I’ve done it. I’m not a full-time farmer. I don’t have a YouTube channel where I show off homesteading hacks. But I made a choice to close the skill gap in my own life. I became a certified Aquaponics System Designer through online courses. I learned to timber frame. I studied how to build Passive Solar Greenhouses. Not because I was running for the hills - but because I wanted the freedom to control what I eat, how I live, and how resilient I am to changes I can’t control.
That’s the real promise here: resilience that leads to abundance.
This Is About Living Better
The goal is not to survive some mythical doomsday. It’s to thrive, right now, regardless of the chaos in the world.
What if your backyard could grow hundreds of pounds of nutrient-dense food a year, without soil, with 90% less water than traditional gardening?
What if your home heated itself with nothing but the sun?
What if you could cut your grocery bill by 80%, your electricity needs by half, and your reliance on the system to near zero - without giving up a single comfort?
That's what hyper-independence looks like. Not isolation. Not paranoia. But abundance, powered by skill.
The Real Privilege: Knowledge
The institutions we rely on - governments, supply chains, corporate monopolies - are fragile. We’ve all seen it. Empty shelves. Delayed deliveries. Record inflation. What most people don’t realize is that the real privilege isn’t wealth - it’s knowledge.
The ability to build, grow, fix, and design is more valuable than a padded bank account if the system ever stutters again.
But here’s the kicker: we don’t have to choose between modern convenience and old-world skills.
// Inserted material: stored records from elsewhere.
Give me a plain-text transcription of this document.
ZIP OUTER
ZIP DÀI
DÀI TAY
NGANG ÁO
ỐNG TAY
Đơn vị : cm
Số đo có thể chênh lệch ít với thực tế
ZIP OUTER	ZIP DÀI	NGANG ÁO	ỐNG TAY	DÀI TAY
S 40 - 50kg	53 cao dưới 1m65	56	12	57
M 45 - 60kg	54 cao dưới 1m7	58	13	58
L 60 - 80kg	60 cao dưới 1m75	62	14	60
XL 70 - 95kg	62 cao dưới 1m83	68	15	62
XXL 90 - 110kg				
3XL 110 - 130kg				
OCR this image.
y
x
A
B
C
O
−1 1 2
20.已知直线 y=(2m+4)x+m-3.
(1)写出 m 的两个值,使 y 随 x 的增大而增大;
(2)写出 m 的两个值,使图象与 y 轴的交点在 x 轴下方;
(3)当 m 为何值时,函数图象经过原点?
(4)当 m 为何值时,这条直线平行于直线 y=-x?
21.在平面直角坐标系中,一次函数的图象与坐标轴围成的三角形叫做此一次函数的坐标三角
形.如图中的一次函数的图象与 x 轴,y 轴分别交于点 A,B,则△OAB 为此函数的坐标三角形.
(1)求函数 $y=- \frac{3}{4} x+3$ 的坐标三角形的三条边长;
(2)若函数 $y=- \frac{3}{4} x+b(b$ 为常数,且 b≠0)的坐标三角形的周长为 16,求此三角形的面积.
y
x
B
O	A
We can have both.
There are creators and experts all over the internet willing to teach you, right now, how to become more skilled, more independent, and more fulfilled. Some of my favorites include MySelfReliance on YouTube. These people aren’t selling fear. They’re showing what life can look like when you re-center your purpose around what you can do with your own two hands.
And you don’t have to move off-grid to do it. Start small. Start smart. Build the life you want - one skill at a time.
It’s Not Too Late
You may feel like you’re behind. So what?
We’re all playing catch-up in one way or another. But unlike our ancestors, we don’t have to walk barefoot for 20 miles to meet someone who can teach us a trade. We don’t have to apprentice for years to learn how to grow tomatoes or build a rainwater catchment system.
We have the internet.
That’s the paradox of our time: we’ve never been more capable of learning, but we’ve also never been more addicted to convenience. And that’s what has to change.
There’s no shame in starting late - only in never starting at all.
Imagine a New Kind of Wealth
The world is telling you to earn more money so you can buy your way out of every problem. But the better strategy is to reduce how many problems money can solve in the first place.
That’s the secret.
Want security? Grow food.
Want independence? Learn to build.
Want peace of mind? Eliminate your need for the institutions that exploit your dependence.
This is the new kind of wealth: not just money in the bank, but food in the ground, skills in your hands, and confidence in your decisions.
You don’t have to be rich to be resource-secure. You just have to start.
Creativity = abondance, when you do more with less, you feel your power
It seems at least half the population here in Canada would be happy to not be free. Anecdotally, I'm hearing from people on the 'Elbows Up' side of things anticipating "doom" from climate change etc. (even as they anticipate the Lone Ranger Prime Minister Carney to ride into Ottawa and 'fix things"). Some may have been taught useful lessons in the past. But many are forgetting what they once knew and now focused on their pronouns (for example). The skill gap between dependency and freedom will be decreased, in addition to what you've outlined, by more people accessing clarity.